Providers indicate errors and warnings in a variety of ways, including framework and stack trace logging to the logging system. Provider authors can customize exception handling and reporting.
Nearly all provider methods include SecException to indicate a failure. At a minimum, the framework logs the exception's message and stack trace to the logging system. The framework may propagate the message to the client, depending on the situation. Propagation makes exceptions accessible to the clients. The framework can add or log exceptions to the context warning list for troubleshooting purposes.
On the provider side, these interfaces enable adding warnings to the context that can be retrieved by the client:
package com.sybase.security.provider;
public interface WarningManager {
void addWarning(SecProvider provider, SecWarning warning);
void addWarning(javax.security.auth.spi.LoginModule provider,
SecWarning warning);
}
public interface ProviderConst {
...
public static final String WARNING_MANAGER = " CSI.warningManager ";
public static final String PROVIDER_SERVICES = "CSI.providerServices";
}
A provider can add a warning to the context by retrieving the warning manager or provider services from the context map.
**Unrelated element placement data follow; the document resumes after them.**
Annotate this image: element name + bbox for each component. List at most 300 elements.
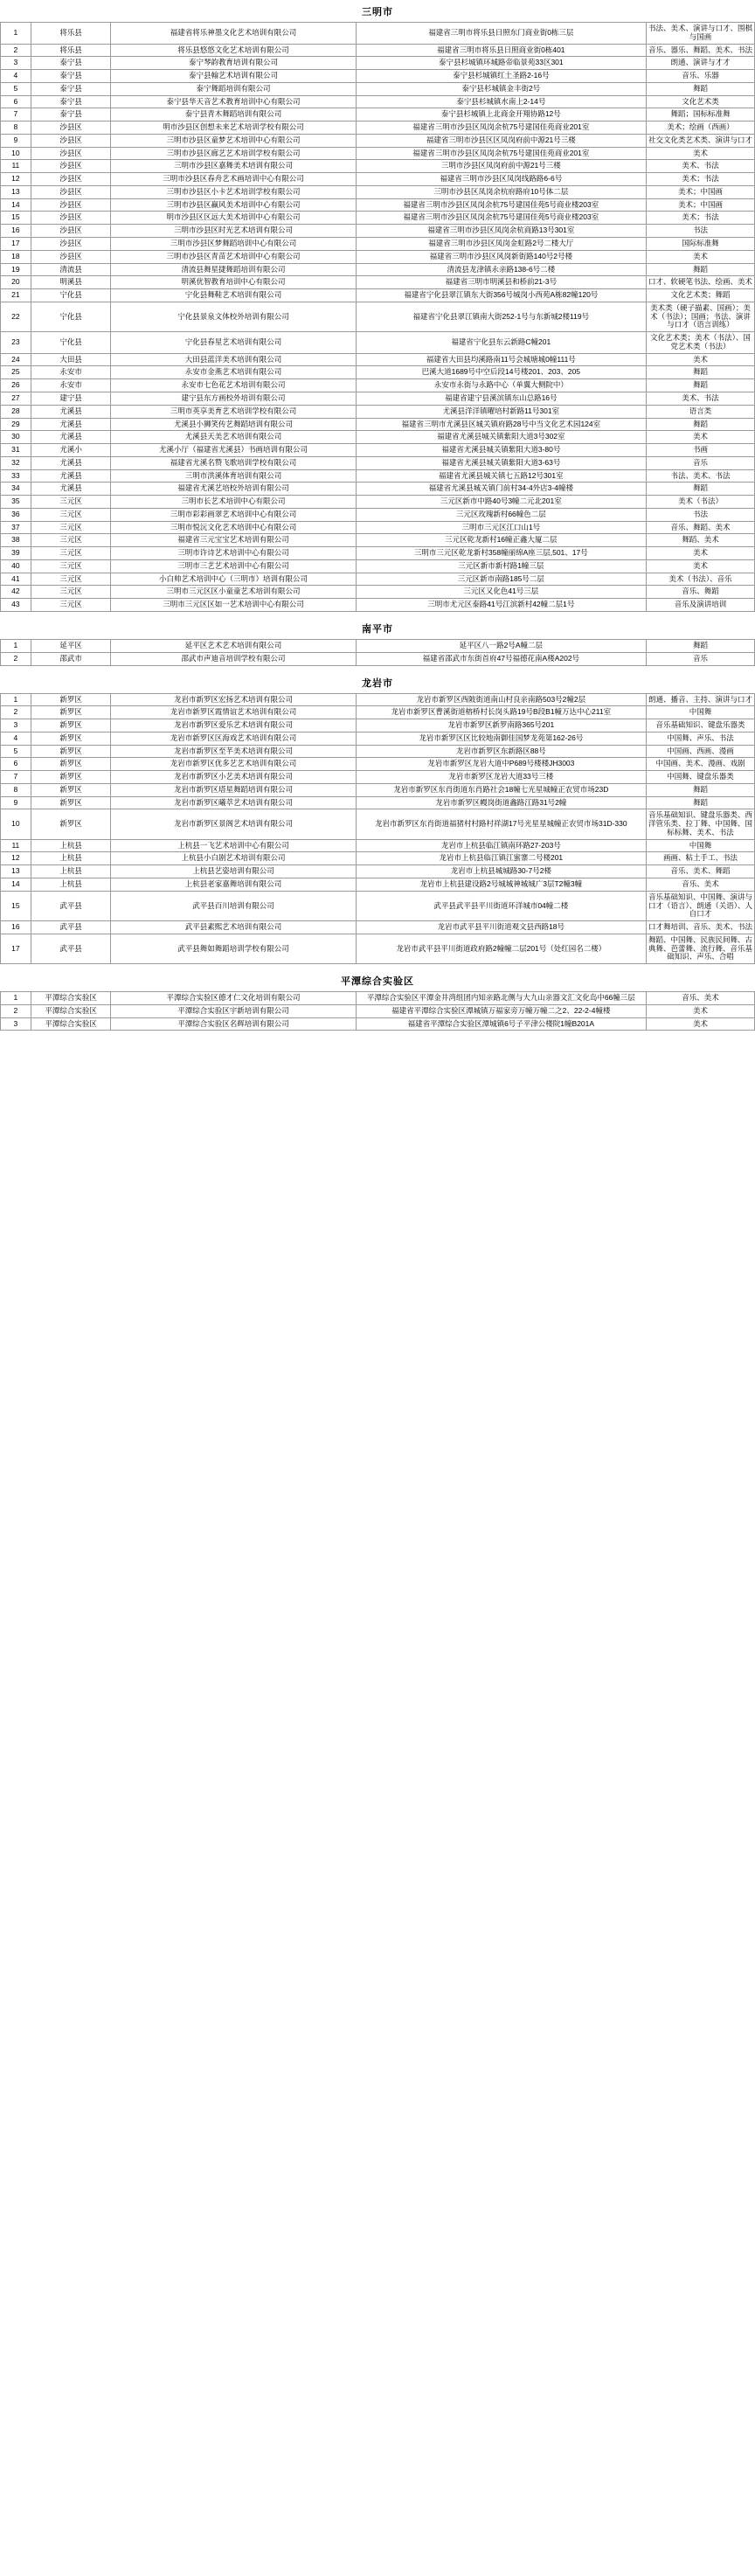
table-cell: 三元区新市新村路1幢三层 [356, 559, 646, 573]
table-cell: 6 [1, 95, 31, 108]
table-cell: 巴溪大道1689号中空后段14号楼201、203、205 [356, 366, 646, 379]
table-cell: 武平县舞如舞蹈培训学校有限公司 [111, 934, 356, 963]
table-cell: 13 [1, 185, 31, 198]
table-cell: 建宁县东方画校外培训有限公司 [111, 392, 356, 405]
table-cell: 尤溪县洋洋镇曜培村新路11号301室 [356, 405, 646, 418]
table-cell: 美术 [646, 547, 754, 560]
table-cell: 龙岩市上杭县城城路30-7号2楼 [356, 865, 646, 878]
table-cell: 6 [1, 758, 31, 771]
table-cell: 泰宁县 [31, 82, 111, 95]
table-cell: 文化艺术类；舞蹈 [646, 289, 754, 302]
institution-table [0, 22, 755, 612]
table-cell: 书法 [646, 225, 754, 238]
table-cell: 32 [1, 456, 31, 469]
table-cell: 新罗区 [31, 783, 111, 796]
table-cell: 三元区 [31, 586, 111, 599]
table-cell: 上杭县小白剧艺术培训有限公司 [111, 852, 356, 865]
table-cell: 尤溪县 [31, 431, 111, 444]
table-cell: 永安市七色花艺术培训有限公司 [111, 379, 356, 392]
table-cell: 3 [1, 719, 31, 733]
table-cell: 16 [1, 225, 31, 238]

This example shows how a login module can add a warning of you've been warned from the login method:
public class ExampleLoginModule implements javax.security.auth.spi.LoginModule {
private Map context;
public void initialize(Subject subject,
CallbackHandler callbackHandler,
Map sharedState,
Map options) {
context = sharedState;
}
public boolean login()throws LoginException
{
ProviderServices providerSvcs =
(ProviderServices)context.get(ProviderConst. PROVIDER_SERVICES);
providerSvcs.addWarning(this,
new SimpleWarning("you've been warned"));
return true;
}
// ... other methods snipped for brevity
}
Use the same techniques from all other provider types, as well as the supplied context map. When a LoginException is thrown from the login method of an authentication provider, the framework automatically adds a warning to the warning list. If the LoginException instance already implements the SecWarning interface, the exception itself is added as a warning. Otherwise, the exception is wrapped in a lightweight wrapper (com.sybase.security.provider.SecLoginExceptionWarningImpl).
A provider can use the com.sybase.security.provider.SecLoginExceptionAuthenticationFailureWarningImplclass to simultaneously signify login failure and supply a more specific failure reason mapped from com.sybase.security.core.AuthenticationFailureReasons.
For more details, see the javadoc for these classes.